En effet, la jurisprudence développée par la CEDH tend à considérer que la caractérisation de la victimisation secondaire est la conséquence d’un manquement des autorités nationales à leur obligation de protéger la victime parce qu’elles ont la charge de conduire la procédure pénale. Elle oblige les juridictions à mettre en balance les droits des victimes avec les droits de la défense. En revanche, cette obligation ne vise pas l’avocat et le prévenu qui ont pour seul intérêt protégé les droits de la défense et n’ont pas, par conséquent, à réaliser cette mise en balance. C’est pourquoi la jurisprudence de la CEDH distingue, dans le cadre de la police de l’audience du Président à l’égard des avocats, le laisser faire d’un Président conduisant à des insinuations offensantes de la part de la défense constituant une victimisation secondaire (CEDH, Y. c/ Slovénie, préc.) ; et a contrario les mesures prises par un magistrat « pour protéger l’intimité́ de l’intéressée dans le but d’empêcher les avocats de la défense de la dénigrer ou de la perturber inutilement pendant les contre-interrogatoires », notamment en intervenant à « maintes reprises dans le but d’empêcher autant que possible les différents avocats des accusés de s’étendre sur des questions qui avaient déjà été abordées » et en ordonnance « de courtes suspensions d’audience afin de permettre à la requérante de se remettre de ses émotions » (CEDH, J.L. c/ Italie, préc.). On pourrait dès lors considérer que la responsabilité relève de l’État et qu’il lui reviendrait de la réparer sous l’égide de l’action indemnitaire de l’article L.141-1 du Code de l’organisation judiciaire pour défaillance du système judiciaire.

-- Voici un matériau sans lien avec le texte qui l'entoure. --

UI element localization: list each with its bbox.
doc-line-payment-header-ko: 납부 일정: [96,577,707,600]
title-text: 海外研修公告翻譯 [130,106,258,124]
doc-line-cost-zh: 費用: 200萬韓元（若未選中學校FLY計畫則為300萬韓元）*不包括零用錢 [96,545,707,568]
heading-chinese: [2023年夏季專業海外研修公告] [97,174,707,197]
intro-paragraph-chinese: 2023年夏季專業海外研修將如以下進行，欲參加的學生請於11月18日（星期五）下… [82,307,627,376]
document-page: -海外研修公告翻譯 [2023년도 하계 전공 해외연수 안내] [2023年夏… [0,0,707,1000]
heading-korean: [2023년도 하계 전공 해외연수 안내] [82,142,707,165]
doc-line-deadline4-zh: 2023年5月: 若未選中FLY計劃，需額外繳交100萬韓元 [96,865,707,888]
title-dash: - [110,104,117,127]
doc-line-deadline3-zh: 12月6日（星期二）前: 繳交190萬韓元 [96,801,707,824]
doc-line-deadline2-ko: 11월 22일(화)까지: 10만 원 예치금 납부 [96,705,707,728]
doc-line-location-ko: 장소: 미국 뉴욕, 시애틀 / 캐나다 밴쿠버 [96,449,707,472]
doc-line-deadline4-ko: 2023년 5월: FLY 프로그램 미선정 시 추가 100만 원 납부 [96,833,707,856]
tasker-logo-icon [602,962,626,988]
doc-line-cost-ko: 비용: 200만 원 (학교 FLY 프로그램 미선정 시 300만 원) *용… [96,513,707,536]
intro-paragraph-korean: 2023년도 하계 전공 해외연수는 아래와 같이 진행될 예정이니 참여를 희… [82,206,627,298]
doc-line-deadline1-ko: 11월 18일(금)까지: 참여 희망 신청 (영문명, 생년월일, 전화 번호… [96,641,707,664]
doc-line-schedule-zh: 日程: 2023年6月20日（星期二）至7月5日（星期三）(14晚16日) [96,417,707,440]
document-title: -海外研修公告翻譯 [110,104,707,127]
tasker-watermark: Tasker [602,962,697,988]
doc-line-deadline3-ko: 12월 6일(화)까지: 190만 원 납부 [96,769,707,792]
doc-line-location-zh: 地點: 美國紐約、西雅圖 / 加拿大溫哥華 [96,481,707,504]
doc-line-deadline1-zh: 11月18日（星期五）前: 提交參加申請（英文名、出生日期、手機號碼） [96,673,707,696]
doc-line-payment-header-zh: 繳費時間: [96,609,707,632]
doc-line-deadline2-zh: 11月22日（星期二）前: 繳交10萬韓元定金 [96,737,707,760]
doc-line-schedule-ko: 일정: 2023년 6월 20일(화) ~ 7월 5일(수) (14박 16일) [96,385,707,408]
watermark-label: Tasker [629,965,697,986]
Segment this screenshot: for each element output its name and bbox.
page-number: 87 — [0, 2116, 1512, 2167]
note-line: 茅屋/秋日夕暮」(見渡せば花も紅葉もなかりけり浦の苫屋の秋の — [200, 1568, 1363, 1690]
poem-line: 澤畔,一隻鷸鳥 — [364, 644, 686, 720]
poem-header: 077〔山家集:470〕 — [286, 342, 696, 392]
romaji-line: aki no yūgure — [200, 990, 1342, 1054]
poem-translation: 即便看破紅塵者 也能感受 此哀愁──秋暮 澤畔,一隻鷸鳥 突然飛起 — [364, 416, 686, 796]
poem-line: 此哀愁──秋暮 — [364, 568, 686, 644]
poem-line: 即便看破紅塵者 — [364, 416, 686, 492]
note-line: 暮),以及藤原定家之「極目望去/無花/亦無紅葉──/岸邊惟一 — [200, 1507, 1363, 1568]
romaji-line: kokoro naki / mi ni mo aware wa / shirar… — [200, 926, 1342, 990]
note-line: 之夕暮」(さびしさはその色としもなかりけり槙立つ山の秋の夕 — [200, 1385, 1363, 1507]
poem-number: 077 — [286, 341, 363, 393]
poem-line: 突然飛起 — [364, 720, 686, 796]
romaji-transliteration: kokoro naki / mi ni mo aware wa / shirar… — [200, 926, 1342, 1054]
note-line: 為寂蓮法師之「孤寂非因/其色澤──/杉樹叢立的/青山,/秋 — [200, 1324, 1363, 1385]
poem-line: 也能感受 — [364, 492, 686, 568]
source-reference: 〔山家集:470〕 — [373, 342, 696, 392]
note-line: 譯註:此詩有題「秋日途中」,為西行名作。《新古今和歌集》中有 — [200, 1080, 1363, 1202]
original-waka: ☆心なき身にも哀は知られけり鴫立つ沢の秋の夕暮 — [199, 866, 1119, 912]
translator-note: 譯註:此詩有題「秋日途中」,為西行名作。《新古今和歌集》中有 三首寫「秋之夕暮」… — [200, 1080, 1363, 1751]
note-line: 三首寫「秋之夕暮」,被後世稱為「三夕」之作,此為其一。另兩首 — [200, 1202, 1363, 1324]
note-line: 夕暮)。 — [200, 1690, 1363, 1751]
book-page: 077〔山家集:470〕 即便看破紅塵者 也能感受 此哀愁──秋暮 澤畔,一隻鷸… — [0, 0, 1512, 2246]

Néanmoins, il pourrait être objecté que la Cour européenne laisse une marge de manœuvre aux États membres pour s’acquitter de leurs obligations issues de la Convention et qu’il revient en premier lieu aux juridictions nationales de redresser les violations de la Convention. Dès lors, rien n’exclut qu’une juridiction condamne une partie au titre de la victimisation secondaire dès lors qu’elle lui est imputable, la CEDH ne s’étant pas prononcée sur cette hypothèse. D’ailleurs, le Conseil de l’Europe vise dans sa définition de la victimisation secondaire, tant la réponse apportée par les institutions publiques, que les institutions privées et les autres individus (Cf. supra).

Toutefois, et c’est ce qui manque dans cette affaire, la réparation de la victimisation secondaire est mise directement à la charge du prévenu, pour les propos de son avocat, sans même que le tribunal n’ait réalisé l’autocritique de sa police de l’audience, donc sans vérifier s’il s’est acquitté de ses propres obligations ou, au contraire, s’il a manqué à son devoir de protéger la victime. In fine, l’équilibre est fragile. Il est fort probable que dans un avenir proche cette question soit débattue.